Since the end of World War II the United States has seen successful politician after successful politician exploit race, national security, gender, religion, sexuality, class, etc. Running fear based campaigns has generally worked. Richard Nixon, Ronald Reagan, George H. W. Bush and George W. Bush are good examples at the White House level but the same tactics that put those men in 1600 Pennsylvania Avenue have put others in the House, Senate and State Houses across the country. Think Joseph McCarthy, George Wallace or Strom Thurmond. All these figures ran on different issues but they shared in common a willingness to divide the American people and to exploit sexism and racism (or other “isms”) to win their offices.
The person in the 2008 elections who most personifies this class of politician is Sarah Palin.
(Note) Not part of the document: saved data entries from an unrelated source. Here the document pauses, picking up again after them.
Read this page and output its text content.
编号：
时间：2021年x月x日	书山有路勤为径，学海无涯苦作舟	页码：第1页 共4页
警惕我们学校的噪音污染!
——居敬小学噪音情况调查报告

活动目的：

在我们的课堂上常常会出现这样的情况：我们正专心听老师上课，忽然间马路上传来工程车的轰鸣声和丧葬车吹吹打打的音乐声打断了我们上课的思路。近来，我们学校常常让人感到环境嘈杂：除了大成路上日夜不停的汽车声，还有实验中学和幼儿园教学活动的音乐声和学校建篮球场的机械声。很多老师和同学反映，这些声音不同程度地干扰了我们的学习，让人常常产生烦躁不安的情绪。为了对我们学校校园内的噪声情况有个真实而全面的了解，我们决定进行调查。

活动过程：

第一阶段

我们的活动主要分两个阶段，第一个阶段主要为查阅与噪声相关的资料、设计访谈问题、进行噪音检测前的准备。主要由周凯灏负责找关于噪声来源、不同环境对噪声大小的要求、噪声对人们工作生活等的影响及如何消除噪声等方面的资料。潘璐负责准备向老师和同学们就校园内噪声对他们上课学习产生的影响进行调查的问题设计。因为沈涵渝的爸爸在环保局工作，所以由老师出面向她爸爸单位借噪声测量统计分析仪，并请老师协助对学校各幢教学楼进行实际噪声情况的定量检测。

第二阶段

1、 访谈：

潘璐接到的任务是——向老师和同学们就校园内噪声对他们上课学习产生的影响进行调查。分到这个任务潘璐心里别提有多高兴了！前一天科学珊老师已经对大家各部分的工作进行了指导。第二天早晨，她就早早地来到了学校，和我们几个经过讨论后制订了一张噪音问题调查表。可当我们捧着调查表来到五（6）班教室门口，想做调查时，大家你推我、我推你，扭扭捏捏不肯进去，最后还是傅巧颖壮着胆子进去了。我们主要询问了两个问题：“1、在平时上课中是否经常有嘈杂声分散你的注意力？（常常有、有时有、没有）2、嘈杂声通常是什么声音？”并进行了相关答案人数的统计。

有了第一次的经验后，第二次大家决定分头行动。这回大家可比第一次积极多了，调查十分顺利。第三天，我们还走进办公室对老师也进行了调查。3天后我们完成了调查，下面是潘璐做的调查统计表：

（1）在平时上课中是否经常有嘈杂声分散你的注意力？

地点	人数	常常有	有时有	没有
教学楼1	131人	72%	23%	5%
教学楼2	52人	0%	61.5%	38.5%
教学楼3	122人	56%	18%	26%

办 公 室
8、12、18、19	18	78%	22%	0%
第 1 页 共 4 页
She has campaigned on the notion that there is a “real” America and thus a “fake” America. Palin, of course, represents what is real and for her real America is found in culturally conservative small towns. New York City, Pennsylvania, and Washington, DC – all places the terrorists attacked in 2001 – aren’t part of Palin’s real America.
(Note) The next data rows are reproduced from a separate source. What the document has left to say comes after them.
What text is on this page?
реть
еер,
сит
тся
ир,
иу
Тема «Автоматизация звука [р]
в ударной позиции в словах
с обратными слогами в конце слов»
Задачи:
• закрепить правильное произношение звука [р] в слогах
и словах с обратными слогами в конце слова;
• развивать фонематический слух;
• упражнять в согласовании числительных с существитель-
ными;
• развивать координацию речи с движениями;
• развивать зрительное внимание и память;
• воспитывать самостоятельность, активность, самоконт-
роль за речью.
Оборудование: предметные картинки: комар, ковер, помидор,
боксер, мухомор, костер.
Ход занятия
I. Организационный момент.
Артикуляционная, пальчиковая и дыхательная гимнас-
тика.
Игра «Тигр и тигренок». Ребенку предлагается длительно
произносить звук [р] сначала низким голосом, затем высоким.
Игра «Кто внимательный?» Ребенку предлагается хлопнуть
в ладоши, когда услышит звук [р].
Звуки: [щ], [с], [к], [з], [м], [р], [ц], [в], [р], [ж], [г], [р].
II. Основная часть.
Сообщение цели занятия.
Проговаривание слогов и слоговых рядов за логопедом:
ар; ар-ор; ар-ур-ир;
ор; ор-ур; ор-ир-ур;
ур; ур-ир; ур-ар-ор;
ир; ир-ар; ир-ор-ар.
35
She has also been the loudest voice to try and link Barack Obama to terrorists. Right-wing extremist groups have been attempting this for years by falsely linking Senator Obama to Islam. Palin declares we don’t know enough about Obama at her rallies – where people have been heard to yell “kill him” and where her supporters have asserted before the media that the senator is a secret Islamic follower. Senator Obama is, of course, a Christian. He was baptized in the United Church of Christ, my denomination.
Thus far Palin’s tactics seem to have backfired. Polls suggest that she is a drag on John McCain’s ticket. Tomorrow might find her on a plane back to Alaska with a lot of Republicans blaming her in large part of a GOP defeat.
But she did manage to rally the party’s base in a way John McCain couldn’t. And she did it back acting like Nixon, Reagan and Bush.
Tomorrow it appears the politics of hope and change articulated by Barack Obama and Joe Biden will triumph over the politics of fear and hate embodied so well this election cycle by Sarah Palin. But don’t count Palin out. Republicans see something familiar in her they like: a candidate willing to do or say anything to win. No matter how badly it divides the country.